Castle Crashers is one of those games that is so fun you feel like your review has to be extra insightful and entertaining because otherwise people will quit reading and just go play. So you get all intimidated about what to write because it has to be so witty and so smart that in the end you're reduced to opening like this just to cover a base or two. Yeah, maybe you should go start downloading it from Xbox Live Arcade and I'll be carrying on in a more useful fashion when you get back.
At $15, Castle Crashers is worth every penny, and it'll be worth it for all your friends, too, when they come over to crash castles with you. Co-op (with up to four players online or off) as accessible and compelling as this is like an infinite happy tree; I've played the first several levels over ten times and am still playing. The beat'em up genre is generally hardcore in that vanishing-quarters-act sort of way, but here, RPG elements give lots of incentive to keep trying - as if a duel to the death with your comrades over who gets to make out with the princesses isn't enough!

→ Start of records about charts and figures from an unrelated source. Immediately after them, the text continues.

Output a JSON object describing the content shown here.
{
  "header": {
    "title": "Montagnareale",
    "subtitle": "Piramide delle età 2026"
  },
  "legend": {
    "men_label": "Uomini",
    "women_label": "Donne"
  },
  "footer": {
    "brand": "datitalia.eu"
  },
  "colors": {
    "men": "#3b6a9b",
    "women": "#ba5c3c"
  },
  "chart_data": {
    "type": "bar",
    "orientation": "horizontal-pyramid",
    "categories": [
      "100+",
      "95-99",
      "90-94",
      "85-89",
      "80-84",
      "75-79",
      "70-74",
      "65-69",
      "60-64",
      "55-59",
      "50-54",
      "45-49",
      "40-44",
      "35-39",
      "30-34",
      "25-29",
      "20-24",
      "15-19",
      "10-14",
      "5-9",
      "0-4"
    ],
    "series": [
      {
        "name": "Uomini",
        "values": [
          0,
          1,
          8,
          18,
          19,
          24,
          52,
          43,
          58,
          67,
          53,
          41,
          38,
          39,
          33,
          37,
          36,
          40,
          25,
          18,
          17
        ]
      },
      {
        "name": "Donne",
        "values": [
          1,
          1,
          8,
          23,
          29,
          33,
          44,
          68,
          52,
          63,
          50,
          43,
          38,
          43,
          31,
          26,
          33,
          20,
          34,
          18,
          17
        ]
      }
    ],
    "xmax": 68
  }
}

Oh yeah, there's a story with a magical crystal and some princesses. If only there were a way to skip the cut-scenes. Short as they are, you really don't need to see them every time.
Starting out, you'll get the choice between four level-one knights: poison, fire, ice, and lightning. Soon after, you'll unlock a grey knight whose magic attack is simply a shower of arrows, and there are additional exciting and worthwhile characters to unlock after you beat the game.

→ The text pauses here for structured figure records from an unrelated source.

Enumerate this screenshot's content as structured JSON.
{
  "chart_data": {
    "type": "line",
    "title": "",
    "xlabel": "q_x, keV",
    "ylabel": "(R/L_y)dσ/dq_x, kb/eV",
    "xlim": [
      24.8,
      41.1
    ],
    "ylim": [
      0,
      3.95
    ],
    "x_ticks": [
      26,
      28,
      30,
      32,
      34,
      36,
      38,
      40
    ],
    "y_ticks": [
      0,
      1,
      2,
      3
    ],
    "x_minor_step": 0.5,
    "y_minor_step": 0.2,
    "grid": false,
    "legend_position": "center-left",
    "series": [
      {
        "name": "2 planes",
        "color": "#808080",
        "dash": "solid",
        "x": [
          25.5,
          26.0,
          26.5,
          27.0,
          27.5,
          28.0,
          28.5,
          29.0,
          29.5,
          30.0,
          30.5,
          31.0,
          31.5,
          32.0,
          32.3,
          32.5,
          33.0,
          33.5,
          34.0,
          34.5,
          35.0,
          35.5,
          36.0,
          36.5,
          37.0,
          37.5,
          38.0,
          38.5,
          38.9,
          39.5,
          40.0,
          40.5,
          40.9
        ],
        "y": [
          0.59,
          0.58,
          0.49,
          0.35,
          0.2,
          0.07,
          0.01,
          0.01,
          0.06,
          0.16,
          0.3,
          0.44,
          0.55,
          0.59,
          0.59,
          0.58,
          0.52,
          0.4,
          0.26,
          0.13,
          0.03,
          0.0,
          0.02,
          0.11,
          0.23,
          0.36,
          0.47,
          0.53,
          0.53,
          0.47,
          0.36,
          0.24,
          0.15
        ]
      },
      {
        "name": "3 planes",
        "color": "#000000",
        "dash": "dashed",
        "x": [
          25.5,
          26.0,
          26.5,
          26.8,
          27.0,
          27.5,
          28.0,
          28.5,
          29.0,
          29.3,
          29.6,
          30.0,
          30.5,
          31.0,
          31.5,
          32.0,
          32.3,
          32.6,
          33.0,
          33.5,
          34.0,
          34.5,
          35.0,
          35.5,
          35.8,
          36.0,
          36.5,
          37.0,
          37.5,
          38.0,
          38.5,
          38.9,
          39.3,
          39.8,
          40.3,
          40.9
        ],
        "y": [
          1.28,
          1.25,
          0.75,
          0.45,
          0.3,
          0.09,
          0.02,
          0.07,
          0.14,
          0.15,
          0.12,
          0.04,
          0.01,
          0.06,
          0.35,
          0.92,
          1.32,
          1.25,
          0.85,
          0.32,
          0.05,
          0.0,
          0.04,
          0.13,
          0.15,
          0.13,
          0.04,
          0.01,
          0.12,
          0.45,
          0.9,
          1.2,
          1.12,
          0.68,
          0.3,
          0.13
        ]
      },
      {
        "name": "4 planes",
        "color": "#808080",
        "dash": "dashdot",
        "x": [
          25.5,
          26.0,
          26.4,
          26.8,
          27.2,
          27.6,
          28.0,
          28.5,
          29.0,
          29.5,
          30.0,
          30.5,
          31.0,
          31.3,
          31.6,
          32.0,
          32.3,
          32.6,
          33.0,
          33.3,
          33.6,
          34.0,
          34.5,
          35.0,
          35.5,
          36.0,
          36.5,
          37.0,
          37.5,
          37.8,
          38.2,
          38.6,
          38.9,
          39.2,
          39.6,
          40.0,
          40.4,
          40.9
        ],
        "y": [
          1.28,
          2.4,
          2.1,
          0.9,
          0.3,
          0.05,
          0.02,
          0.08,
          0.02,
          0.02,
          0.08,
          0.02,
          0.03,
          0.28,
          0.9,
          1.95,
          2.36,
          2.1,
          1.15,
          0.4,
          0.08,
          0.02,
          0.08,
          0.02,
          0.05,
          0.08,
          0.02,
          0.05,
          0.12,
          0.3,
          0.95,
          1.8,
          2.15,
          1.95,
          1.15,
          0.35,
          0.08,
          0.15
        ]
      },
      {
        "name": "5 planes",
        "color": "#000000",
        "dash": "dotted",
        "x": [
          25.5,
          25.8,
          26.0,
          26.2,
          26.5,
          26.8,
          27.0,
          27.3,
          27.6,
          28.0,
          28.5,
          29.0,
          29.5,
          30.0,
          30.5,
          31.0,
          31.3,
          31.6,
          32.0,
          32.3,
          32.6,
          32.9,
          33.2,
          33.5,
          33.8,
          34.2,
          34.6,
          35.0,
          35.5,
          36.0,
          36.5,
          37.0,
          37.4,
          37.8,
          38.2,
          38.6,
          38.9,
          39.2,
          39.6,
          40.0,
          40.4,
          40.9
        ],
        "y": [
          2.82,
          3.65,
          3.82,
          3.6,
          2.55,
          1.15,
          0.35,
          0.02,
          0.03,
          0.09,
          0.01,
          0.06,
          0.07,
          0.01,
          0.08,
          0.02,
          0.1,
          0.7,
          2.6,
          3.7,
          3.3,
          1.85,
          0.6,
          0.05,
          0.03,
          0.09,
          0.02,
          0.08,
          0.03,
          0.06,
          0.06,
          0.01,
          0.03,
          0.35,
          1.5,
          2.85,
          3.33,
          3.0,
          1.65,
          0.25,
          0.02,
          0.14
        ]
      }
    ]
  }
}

Being a beat'em up, Castle Crashers is the definition of button-mashy; however, since you have light and heavy melee attacks with unlocking combos, archery, and magic to use, there can be a fair amount of depth to your fighting style depending how you allocate your stat points. How I wish there were some area of effect attacks to mitigate the longitudinal razor edge of beat'em up hit boxes, but for all the times you whiff, there will soon follow a combo that sees you smacking your enemy all the way across the screen.
The stages are each a node on a path throughout a kingdom that includes a surprising range of environmental features. Yes, there's a lava world. Yes, there's an ice world. The water level (where to fight effectively you need to be standing on a bit of floating debris or a swimming animal, and every enemy's intention is to knock you down) will make you cry, as water levels seem to have a reputation for doing (maybe they designed it that way on purpose), but it's still fun. You'll meet a variety of startlingly (and quite frankly, unnecessarily) incontinent forest animals, an army of Alien Hominid clones (The Behemoth takes every opportunity to remind you it did the masochistically hardcore side-scrolling shooter, Alien Hominid), and - ok I won't spoil that one; it's too lol-able, if a bit predictable.